Somewhere in the course of all this I called the other shelter and didn't get anyone on the phone. I got Jeff back on the phone really quickly, because Lauren had started mumbling to herself walking away. I wanted to check in with him really quick. She came back over and started sort of freaking out. Each time I made a call, her anxiety level heightened. She said something about not taking her medication (people keep stealing it) and not wanting anyone to help her because they always want her to 'do stuff' and they take her stuff. She told me at one point she was having a panic attack and that if she has a panic attack, her mom will have a heart attack and they will both die. She was so afraid I was calling the cops on her. I don't even remember all of the conversation. Once again, I found myself feeling like I was in the spin-cycle.
She started speed talking, saying she had to go. She walked off to the intersection again, and another friend in the Dallas area called. I quickly let her know what was going on, again, I'm thinking the more people that know where I am and what I'm doing, the better.

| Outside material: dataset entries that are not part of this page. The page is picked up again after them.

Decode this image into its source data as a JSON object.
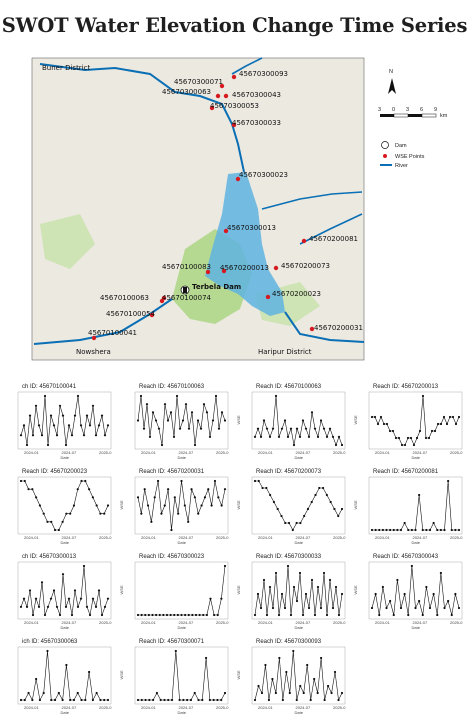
{
  "title": "SWOT Water Elevation Change Time Series",
  "map": {
    "legend": {
      "dam": "Dam",
      "points": "WSE Points",
      "river": "River"
    },
    "scale_ticks": [
      "3",
      "0",
      "3",
      "6",
      "9"
    ],
    "scale_unit": "km",
    "north": "N",
    "dam_label": "Terbela Dam",
    "place_labels": [
      "Buner District",
      "Haripur District",
      "Nowshera"
    ],
    "colors": {
      "river": "#0a6fb4",
      "lake": "#5fb3e0",
      "point": "#d71920",
      "green": "#b5d991",
      "land": "#ece9e1"
    },
    "points": [
      {
        "id": "45670300093"
      },
      {
        "id": "45670300071"
      },
      {
        "id": "45670300063"
      },
      {
        "id": "45670300043"
      },
      {
        "id": "45670300053"
      },
      {
        "id": "45670300033"
      },
      {
        "id": "45670300023"
      },
      {
        "id": "45670300013"
      },
      {
        "id": "45670200081"
      },
      {
        "id": "45670100083"
      },
      {
        "id": "45670200013"
      },
      {
        "id": "45670200073"
      },
      {
        "id": "45670100063"
      },
      {
        "id": "45670100074"
      },
      {
        "id": "45670200023"
      },
      {
        "id": "45670100054"
      },
      {
        "id": "45670200031"
      },
      {
        "id": "45670100041"
      }
    ]
  },
  "chart_data": [
    {
      "type": "line",
      "title": "ch ID: 45670100041",
      "xlabel": "Date",
      "ylabel": "",
      "x_ticks": [
        "2024-01",
        "2024-07",
        "2025-0"
      ],
      "values": [
        5,
        6,
        4,
        7,
        5,
        8,
        6,
        5,
        9,
        4,
        7,
        6,
        5,
        8,
        7,
        4,
        6,
        5,
        7,
        9,
        6,
        5,
        7,
        6,
        8,
        5,
        6,
        7,
        5,
        6
      ]
    },
    {
      "type": "line",
      "title": "Reach ID: 45670100063",
      "xlabel": "Date",
      "ylabel": "",
      "x_ticks": [
        "2024-01",
        "2024-07",
        "2025-0"
      ],
      "values": [
        6,
        9,
        5,
        8,
        4,
        7,
        6,
        5,
        3,
        8,
        6,
        7,
        4,
        9,
        5,
        6,
        8,
        5,
        7,
        3,
        6,
        5,
        8,
        7,
        4,
        6,
        9,
        5,
        7,
        6
      ]
    },
    {
      "type": "line",
      "title": "Reach ID: 45670100063",
      "xlabel": "Date",
      "ylabel": "WSE",
      "x_ticks": [
        "2024-01",
        "2024-07",
        "2025-0"
      ],
      "values": [
        4,
        5,
        4,
        6,
        5,
        4,
        5,
        9,
        4,
        5,
        6,
        4,
        5,
        3,
        5,
        4,
        6,
        5,
        4,
        7,
        5,
        4,
        6,
        5,
        4,
        5,
        4,
        3,
        4,
        3
      ]
    },
    {
      "type": "line",
      "title": "Reach ID: 45670200013",
      "xlabel": "Date",
      "ylabel": "WSE",
      "x_ticks": [
        "2024-01",
        "2024-07",
        "2025-0"
      ],
      "values": [
        6,
        6,
        5,
        6,
        5,
        5,
        4,
        4,
        3,
        3,
        2,
        2,
        3,
        3,
        2,
        3,
        4,
        9,
        3,
        3,
        4,
        4,
        5,
        5,
        6,
        5,
        6,
        6,
        5,
        6
      ]
    },
    {
      "type": "line",
      "title": "Reach ID: 45670200023",
      "xlabel": "Date",
      "ylabel": "",
      "x_ticks": [
        "2024-01",
        "2024-07",
        "2025-0"
      ],
      "values": [
        8,
        8,
        7,
        7,
        6,
        5,
        4,
        3,
        3,
        2,
        2,
        3,
        4,
        4,
        5,
        7,
        8,
        8,
        7,
        6,
        5,
        4,
        4,
        5
      ]
    },
    {
      "type": "line",
      "title": "Reach ID: 45670200031",
      "xlabel": "Date",
      "ylabel": "WSE",
      "x_ticks": [
        "2024-01",
        "2024-07",
        "2025-0"
      ],
      "values": [
        6,
        4,
        7,
        5,
        3,
        6,
        8,
        4,
        5,
        7,
        2,
        6,
        4,
        8,
        5,
        3,
        7,
        6,
        4,
        5,
        6,
        7,
        5,
        8,
        6,
        5,
        7
      ]
    },
    {
      "type": "line",
      "title": "Reach ID: 45670200073",
      "xlabel": "Date",
      "ylabel": "WSE",
      "x_ticks": [
        "2024-01",
        "2024-07",
        "2025-0"
      ],
      "values": [
        9,
        9,
        8,
        8,
        7,
        6,
        5,
        4,
        3,
        3,
        2,
        3,
        3,
        4,
        5,
        6,
        7,
        8,
        8,
        7,
        6,
        5,
        4,
        5
      ]
    },
    {
      "type": "line",
      "title": "Reach ID: 45670200081",
      "xlabel": "Date",
      "ylabel": "WSE",
      "x_ticks": [
        "2024-01",
        "2024-07",
        "2025-0"
      ],
      "values": [
        2,
        2,
        2,
        2,
        2,
        2,
        2,
        2,
        2,
        3,
        2,
        2,
        2,
        7,
        2,
        2,
        2,
        3,
        2,
        2,
        2,
        9,
        2,
        2,
        2
      ]
    },
    {
      "type": "line",
      "title": "ch ID: 45670300013",
      "xlabel": "Date",
      "ylabel": "",
      "x_ticks": [
        "2024-01",
        "2024-07",
        "2025-0"
      ],
      "values": [
        4,
        5,
        4,
        6,
        3,
        5,
        4,
        7,
        3,
        4,
        5,
        6,
        4,
        3,
        8,
        4,
        5,
        3,
        6,
        4,
        5,
        9,
        4,
        3,
        5,
        4,
        6,
        3,
        4,
        5
      ]
    },
    {
      "type": "line",
      "title": "Reach ID: 45670300023",
      "xlabel": "Date",
      "ylabel": "WSE",
      "x_ticks": [
        "2024-01",
        "2024-07",
        "2025-0"
      ],
      "values": [
        2,
        2,
        2,
        2,
        2,
        2,
        2,
        2,
        2,
        2,
        2,
        2,
        2,
        2,
        2,
        2,
        2,
        2,
        2,
        2,
        3,
        2,
        2,
        3,
        5
      ]
    },
    {
      "type": "line",
      "title": "Reach ID: 45670300033",
      "xlabel": "Date",
      "ylabel": "WSE",
      "x_ticks": [
        "2024-01",
        "2024-07",
        "2025-0"
      ],
      "values": [
        2,
        5,
        3,
        7,
        2,
        6,
        3,
        8,
        2,
        5,
        3,
        9,
        2,
        6,
        4,
        8,
        2,
        5,
        3,
        7,
        2,
        6,
        3,
        8,
        2,
        7,
        3,
        6,
        2,
        5
      ]
    },
    {
      "type": "line",
      "title": "Reach ID: 45670300043",
      "xlabel": "Date",
      "ylabel": "WSE",
      "x_ticks": [
        "2024-01",
        "2024-07",
        "2025-0"
      ],
      "values": [
        3,
        5,
        2,
        6,
        3,
        4,
        2,
        7,
        3,
        5,
        2,
        9,
        3,
        4,
        2,
        6,
        3,
        5,
        2,
        8,
        3,
        4,
        2,
        5,
        3
      ]
    },
    {
      "type": "line",
      "title": "ich ID: 45670300063",
      "xlabel": "Date",
      "ylabel": "",
      "x_ticks": [
        "2024-01",
        "2024-07",
        "2025-0"
      ],
      "values": [
        2,
        2,
        3,
        2,
        5,
        2,
        3,
        9,
        2,
        2,
        3,
        2,
        7,
        2,
        2,
        3,
        2,
        2,
        6,
        2,
        3,
        2,
        2,
        2
      ]
    },
    {
      "type": "line",
      "title": "Reach ID: 45670300071",
      "xlabel": "Date",
      "ylabel": "WSE",
      "x_ticks": [
        "2024-01",
        "2024-07",
        "2025-0"
      ],
      "values": [
        2,
        2,
        2,
        2,
        2,
        3,
        2,
        2,
        2,
        2,
        9,
        2,
        2,
        2,
        2,
        3,
        2,
        2,
        8,
        2,
        2,
        2,
        2,
        3
      ]
    },
    {
      "type": "line",
      "title": "Reach ID: 45670300093",
      "xlabel": "Date",
      "ylabel": "WSE",
      "x_ticks": [
        "2024-01",
        "2024-07",
        "2025-0"
      ],
      "values": [
        2,
        4,
        3,
        7,
        2,
        5,
        3,
        8,
        2,
        6,
        3,
        9,
        2,
        4,
        3,
        7,
        2,
        5,
        3,
        8,
        2,
        4,
        3,
        6,
        2,
        3
      ]
    }
  ]
}
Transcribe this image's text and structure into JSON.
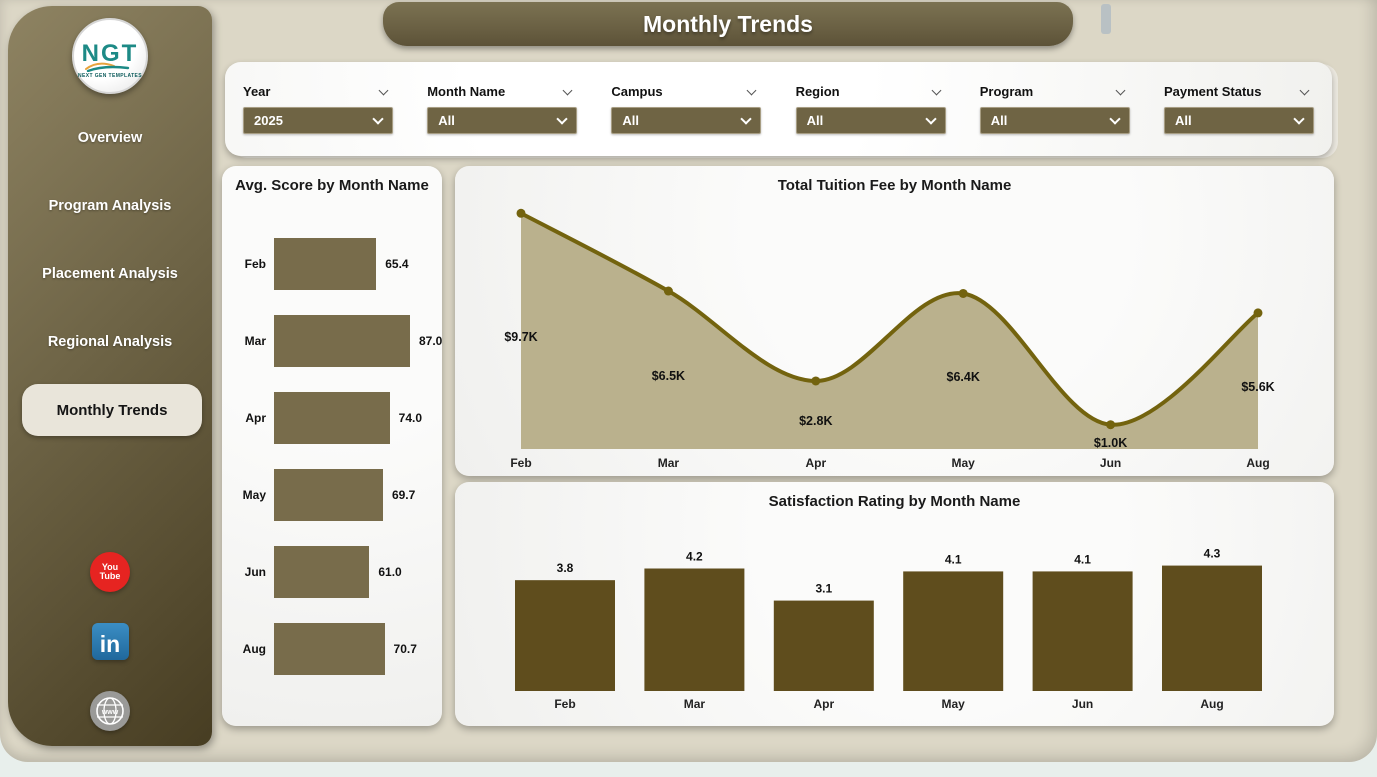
{
  "app": {
    "title": "Monthly Trends"
  },
  "sidebar": {
    "logo": {
      "text": "NGT",
      "subtext": "NEXT GEN TEMPLATES"
    },
    "items": [
      {
        "label": "Overview",
        "active": false
      },
      {
        "label": "Program Analysis",
        "active": false
      },
      {
        "label": "Placement Analysis",
        "active": false
      },
      {
        "label": "Regional Analysis",
        "active": false
      },
      {
        "label": "Monthly Trends",
        "active": true
      }
    ],
    "social": [
      {
        "name": "youtube",
        "line1": "You",
        "line2": "Tube"
      },
      {
        "name": "linkedin",
        "label": "in"
      },
      {
        "name": "website",
        "label": "www"
      }
    ]
  },
  "filters": [
    {
      "label": "Year",
      "value": "2025"
    },
    {
      "label": "Month Name",
      "value": "All"
    },
    {
      "label": "Campus",
      "value": "All"
    },
    {
      "label": "Region",
      "value": "All"
    },
    {
      "label": "Program",
      "value": "All"
    },
    {
      "label": "Payment Status",
      "value": "All"
    }
  ],
  "colors": {
    "hbar_fill": "#786c4b",
    "area_fill": "#b6ad87",
    "area_line": "#73630e",
    "vbar_fill": "#5f4d1d",
    "label_text": "#111111"
  },
  "chart_data": [
    {
      "type": "bar",
      "orientation": "horizontal",
      "title": "Avg. Score by Month Name",
      "categories": [
        "Feb",
        "Mar",
        "Apr",
        "May",
        "Jun",
        "Aug"
      ],
      "values": [
        65.4,
        87.0,
        74.0,
        69.7,
        61.0,
        70.7
      ],
      "value_labels": [
        "65.4",
        "87.0",
        "74.0",
        "69.7",
        "61.0",
        "70.7"
      ],
      "xlim": [
        0,
        87
      ],
      "grid": false,
      "legend": "none"
    },
    {
      "type": "area",
      "title": "Total Tuition Fee by Month Name",
      "categories": [
        "Feb",
        "Mar",
        "Apr",
        "May",
        "Jun",
        "Aug"
      ],
      "values": [
        9700,
        6500,
        2800,
        6400,
        1000,
        5600
      ],
      "value_labels": [
        "$9.7K",
        "$6.5K",
        "$2.8K",
        "$6.4K",
        "$1.0K",
        "$5.6K"
      ],
      "xlabel": "Month Name",
      "ylabel": "Total Tuition Fee",
      "ylim": [
        0,
        10000
      ],
      "grid": false,
      "legend": "none"
    },
    {
      "type": "bar",
      "orientation": "vertical",
      "title": "Satisfaction Rating by Month Name",
      "categories": [
        "Feb",
        "Mar",
        "Apr",
        "May",
        "Jun",
        "Aug"
      ],
      "values": [
        3.8,
        4.2,
        3.1,
        4.1,
        4.1,
        4.3
      ],
      "value_labels": [
        "3.8",
        "4.2",
        "3.1",
        "4.1",
        "4.1",
        "4.3"
      ],
      "ylim": [
        0,
        6
      ],
      "grid": false,
      "legend": "none"
    }
  ]
}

I could sense at this point that Lauren was leaving. She is grown. I gave her the piece of paper with all the phone numbers that my calls had gotten me.
I watched her as she walked away, looking like a crazy person from a movie. Talking to me from under the overpass, yelling across 3 lanes of traffic. I have no clue what she was saying.
I was torn. I couldn't go chasin' her down. (The children!)
I had Jeff on the phone, telling him I am tempted to feel like a failure, but I know better.
Jeff told me what I already know:
Success or failure is not dependent upon her response, only mine.
She's gone.
I have no idea where Lauren is right now.
I left a little bit of me in that gas station parking lot.